Patients with more severe symptoms are more infectious, but as it is difficult to judge when the symptoms indicate infectiousness, severity was not considered as a criterion to decide for trace back but only the presence of any symptoms compatible with VHF during the flight.

Cases of Lassa fever, Ebola or Marburg haemorrhagic fever were not considered to be infectious before they developed symptoms [53]. Therefore a trace back should only be initiated, if the index patient was symptomatic on board. These would include non-specific symptoms, as these may occur in the early stages of infection.

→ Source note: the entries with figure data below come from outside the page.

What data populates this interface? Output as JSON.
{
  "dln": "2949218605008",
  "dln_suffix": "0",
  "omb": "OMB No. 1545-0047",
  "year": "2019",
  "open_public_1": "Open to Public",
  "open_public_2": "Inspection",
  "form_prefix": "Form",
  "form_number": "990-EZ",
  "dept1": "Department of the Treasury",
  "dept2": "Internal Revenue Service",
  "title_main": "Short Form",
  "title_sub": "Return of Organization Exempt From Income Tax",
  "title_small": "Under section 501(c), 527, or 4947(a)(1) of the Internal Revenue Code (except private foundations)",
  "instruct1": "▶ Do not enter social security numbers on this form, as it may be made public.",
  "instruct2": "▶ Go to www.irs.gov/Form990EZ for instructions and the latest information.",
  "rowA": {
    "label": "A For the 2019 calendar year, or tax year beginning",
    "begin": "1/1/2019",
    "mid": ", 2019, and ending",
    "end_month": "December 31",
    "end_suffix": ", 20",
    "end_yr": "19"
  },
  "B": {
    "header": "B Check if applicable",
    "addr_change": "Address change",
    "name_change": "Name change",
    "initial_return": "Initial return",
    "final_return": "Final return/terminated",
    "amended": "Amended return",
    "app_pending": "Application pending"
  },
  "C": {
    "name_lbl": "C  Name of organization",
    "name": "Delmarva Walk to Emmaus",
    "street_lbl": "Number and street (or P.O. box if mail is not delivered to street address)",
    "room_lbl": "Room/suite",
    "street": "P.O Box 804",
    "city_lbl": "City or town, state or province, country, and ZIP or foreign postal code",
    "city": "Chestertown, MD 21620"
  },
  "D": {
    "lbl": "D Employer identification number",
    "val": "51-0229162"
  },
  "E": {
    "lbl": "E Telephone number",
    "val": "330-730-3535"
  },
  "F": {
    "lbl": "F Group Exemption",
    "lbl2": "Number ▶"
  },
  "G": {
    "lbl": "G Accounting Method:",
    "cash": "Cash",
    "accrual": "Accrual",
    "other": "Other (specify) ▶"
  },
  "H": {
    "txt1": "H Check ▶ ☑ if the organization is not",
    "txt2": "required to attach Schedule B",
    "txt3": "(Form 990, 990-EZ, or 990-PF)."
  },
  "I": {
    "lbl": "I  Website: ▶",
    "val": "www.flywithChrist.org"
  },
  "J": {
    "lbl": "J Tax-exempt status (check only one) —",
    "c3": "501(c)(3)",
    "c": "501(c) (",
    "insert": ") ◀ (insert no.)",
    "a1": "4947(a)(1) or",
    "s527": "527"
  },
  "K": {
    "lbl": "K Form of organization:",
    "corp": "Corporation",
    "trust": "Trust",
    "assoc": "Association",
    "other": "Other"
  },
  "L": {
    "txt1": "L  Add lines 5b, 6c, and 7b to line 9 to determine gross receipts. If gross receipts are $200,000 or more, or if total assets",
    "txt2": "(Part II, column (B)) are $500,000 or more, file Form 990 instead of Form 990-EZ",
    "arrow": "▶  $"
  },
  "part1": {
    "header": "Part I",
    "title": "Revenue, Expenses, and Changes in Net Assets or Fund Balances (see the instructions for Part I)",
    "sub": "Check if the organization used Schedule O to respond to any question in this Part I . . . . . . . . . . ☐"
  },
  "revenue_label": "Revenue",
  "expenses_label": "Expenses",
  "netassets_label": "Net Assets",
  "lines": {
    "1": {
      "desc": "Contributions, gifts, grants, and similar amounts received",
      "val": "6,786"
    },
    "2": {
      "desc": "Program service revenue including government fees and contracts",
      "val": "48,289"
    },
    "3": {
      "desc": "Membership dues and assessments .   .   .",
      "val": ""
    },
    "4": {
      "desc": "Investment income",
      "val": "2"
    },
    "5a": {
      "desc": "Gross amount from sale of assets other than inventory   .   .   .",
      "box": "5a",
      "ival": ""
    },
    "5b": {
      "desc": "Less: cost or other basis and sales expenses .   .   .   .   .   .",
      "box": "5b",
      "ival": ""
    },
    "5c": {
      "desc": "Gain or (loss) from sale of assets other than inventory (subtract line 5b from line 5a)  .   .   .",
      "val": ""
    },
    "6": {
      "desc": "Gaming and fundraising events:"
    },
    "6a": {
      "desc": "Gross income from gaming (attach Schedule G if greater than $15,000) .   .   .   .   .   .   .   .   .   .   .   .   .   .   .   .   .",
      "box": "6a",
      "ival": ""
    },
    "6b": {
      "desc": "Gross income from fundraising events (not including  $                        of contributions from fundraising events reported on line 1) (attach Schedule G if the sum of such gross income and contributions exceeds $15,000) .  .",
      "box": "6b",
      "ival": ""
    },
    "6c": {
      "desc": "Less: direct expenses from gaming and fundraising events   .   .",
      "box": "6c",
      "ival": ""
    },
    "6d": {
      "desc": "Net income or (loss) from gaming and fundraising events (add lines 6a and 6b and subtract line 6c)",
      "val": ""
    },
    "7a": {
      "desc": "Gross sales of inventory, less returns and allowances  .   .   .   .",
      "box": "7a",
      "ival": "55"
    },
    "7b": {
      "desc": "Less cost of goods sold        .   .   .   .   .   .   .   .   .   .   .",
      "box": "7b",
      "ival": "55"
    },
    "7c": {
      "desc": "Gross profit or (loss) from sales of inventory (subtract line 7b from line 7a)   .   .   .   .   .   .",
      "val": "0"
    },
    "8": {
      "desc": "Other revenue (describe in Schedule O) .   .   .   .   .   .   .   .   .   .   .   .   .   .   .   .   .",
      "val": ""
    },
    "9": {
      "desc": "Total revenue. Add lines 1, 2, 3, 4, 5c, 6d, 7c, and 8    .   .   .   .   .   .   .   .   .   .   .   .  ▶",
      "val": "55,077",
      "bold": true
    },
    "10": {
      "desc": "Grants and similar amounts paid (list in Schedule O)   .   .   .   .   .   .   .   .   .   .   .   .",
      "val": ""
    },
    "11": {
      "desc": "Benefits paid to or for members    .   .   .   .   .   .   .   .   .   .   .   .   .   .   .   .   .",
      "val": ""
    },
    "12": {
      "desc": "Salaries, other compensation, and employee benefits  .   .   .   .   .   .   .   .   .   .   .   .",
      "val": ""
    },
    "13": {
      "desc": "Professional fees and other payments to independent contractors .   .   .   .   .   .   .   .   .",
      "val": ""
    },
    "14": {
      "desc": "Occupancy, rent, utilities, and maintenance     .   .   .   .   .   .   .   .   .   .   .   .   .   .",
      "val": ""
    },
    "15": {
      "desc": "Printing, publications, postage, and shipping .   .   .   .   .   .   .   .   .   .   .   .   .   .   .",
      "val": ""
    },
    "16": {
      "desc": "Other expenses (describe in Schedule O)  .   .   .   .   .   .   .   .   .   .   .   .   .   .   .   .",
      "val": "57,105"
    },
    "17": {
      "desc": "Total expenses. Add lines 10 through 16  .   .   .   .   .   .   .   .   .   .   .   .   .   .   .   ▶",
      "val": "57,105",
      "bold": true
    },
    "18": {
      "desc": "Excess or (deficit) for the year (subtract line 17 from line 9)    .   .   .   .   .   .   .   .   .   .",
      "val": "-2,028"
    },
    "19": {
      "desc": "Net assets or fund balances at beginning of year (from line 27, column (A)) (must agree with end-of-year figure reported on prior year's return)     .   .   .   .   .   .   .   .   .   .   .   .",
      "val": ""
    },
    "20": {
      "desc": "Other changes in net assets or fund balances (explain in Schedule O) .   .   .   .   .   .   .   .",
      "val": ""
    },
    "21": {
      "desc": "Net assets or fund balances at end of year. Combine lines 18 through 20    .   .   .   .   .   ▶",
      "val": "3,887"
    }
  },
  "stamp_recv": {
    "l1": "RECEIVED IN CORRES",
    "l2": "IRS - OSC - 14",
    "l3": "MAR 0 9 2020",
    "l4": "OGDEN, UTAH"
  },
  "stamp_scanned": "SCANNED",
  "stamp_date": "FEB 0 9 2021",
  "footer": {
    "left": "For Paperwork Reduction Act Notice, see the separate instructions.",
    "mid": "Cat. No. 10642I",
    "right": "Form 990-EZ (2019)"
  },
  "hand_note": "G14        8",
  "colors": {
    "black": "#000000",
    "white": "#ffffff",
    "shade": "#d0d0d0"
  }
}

The main route of transmission for a VHF infection is by direct contact with infectious body fluids. The transmission of a VHF through aerosol spread was considered as negligible. In the absence of specific incidents involving body fluids, the use of a toilet by the index case is not considered as a risk factor and therefore would not be considered in the contact tracing. Since direct contact is necessary for the transmission of a VHF, the duration of flight is not taken into consideration for the decision to start a trace back. We recommend trace back to be initiated following laboratory confirmation of the diagnosis. However, the airline should be contacted to enquire whether crew members remembered or recorded any incidents on board which might have resulted in potential exposures to crew or passengers and the availability of the passenger manifest while awaiting the laboratory result. This will facilitate prompt actions should a VHF be confirmed. If a diagnosis cannot be laboratory confirmed in a timely manner, contact tracing should be considered if evidence strongly suggests a VHF as the likely cause of disease in the index case.

Conclusions

Only few events of VHF cases during air travel have been reported in literature, with no documented transmission in contacts who were followed up. Hence, evidence for transmission is lacking. Therefore, the expert group considered the risk of transmission of a VHF from an infected patient during a flight to be very low. This information should be taken into account when a trace back decision has to be taken, because such a measure produces a significant workload for many people involved. The procedure suggested by the expert group will guide decision takers in future events where a patient with a suspected VHF infection travelled on a plane. However, the actual decision on start and scale of a trace back always lies in the hands of the responsible people taking all relevant information into account.